# Speed Of Light Question

1. Jun 25, 2004

### zoobyshoe

I'm on a space station in deep space. I depart in a rocket and accelerate to .5 c then level off to that speed. No longer accelerating, I now define myself to be stationary. I define the speed of anything I percieve to be in motion as relative to my own stipulated-to-be-unmoving inertial frame

On board I have a Michelson-Morley (or better) apparatus for measuring the speed of light. However, I am not going to measure the speed of any light that originates on my own ship. I am going to measure the speed of a beam of light that comes from the space station I just left.

At a prearranged time the space station sends this beam of light in exactly the same direction I am traveling.

When it catches up to me I measure it to be going:

A. c?

B. .5 c?

c. other ?

Last edited: Jun 25, 2004
2. Jun 25, 2004

### jcsd

A. c

second postulate

3. Jun 25, 2004

### Nereid

Staff Emeritus
How, exactly, do you measure the speed of light from the space station?

4. Jun 25, 2004

### zoobyshoe

I assumed it could be done since people have measured the speed of light from stars.

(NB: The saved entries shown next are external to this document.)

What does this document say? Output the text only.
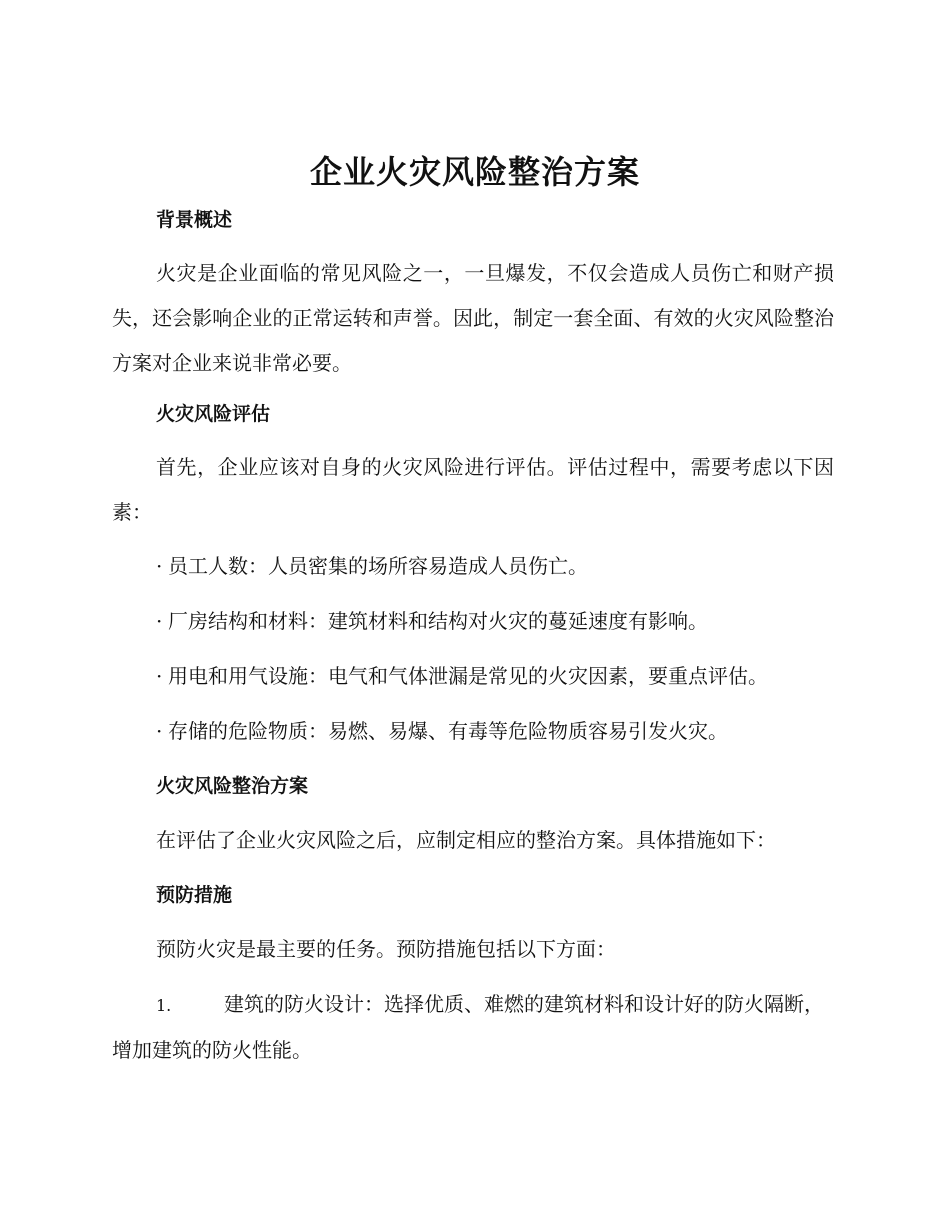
企业火灾风险整治方案
背景概述
火灾是企业面临的常见风险之一，一旦爆发，不仅会造成人员伤亡和财产损失，还会影响企业的正常运转和声誉。因此，制定一套全面、有效的火灾风险整治方案对企业来说非常必要。
火灾风险评估
首先，企业应该对自身的火灾风险进行评估。评估过程中，需要考虑以下因素：
· 员工人数：人员密集的场所容易造成人员伤亡。
· 厂房结构和材料：建筑材料和结构对火灾的蔓延速度有影响。
· 用电和用气设施：电气和气体泄漏是常见的火灾因素，要重点评估。
· 存储的危险物质：易燃、易爆、有毒等危险物质容易引发火灾。
火灾风险整治方案
在评估了企业火灾风险之后，应制定相应的整治方案。具体措施如下：
预防措施
预防火灾是最主要的任务。预防措施包括以下方面：
1.	建筑的防火设计：选择优质、难燃的建筑材料和设计好的防火隔断，增加建筑的防火性能。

You're saying it can't be done?

5. Jun 25, 2004

### Nereid

Staff Emeritus
There are several methods by which one could measure the speed of light. Many of those who find SR hard to understand (or accept) feel that part of the 'problem' is the actual method of measuring the (local) speed of light. :tongue2:

In the case of your hypothetical experiment, I was wondering if you were getting at something special about the space station you had left (or would any distant source do)?

6. Jun 25, 2004

### zoobyshoe

Any source would do, actually.

7. Jul 3, 2004

### zoobyshoe

Another Speed Of Light Question

In the above situation (space station, rocket ship) my speed away from the station is .5 c. The speed of the light departing the space station in my direction is c.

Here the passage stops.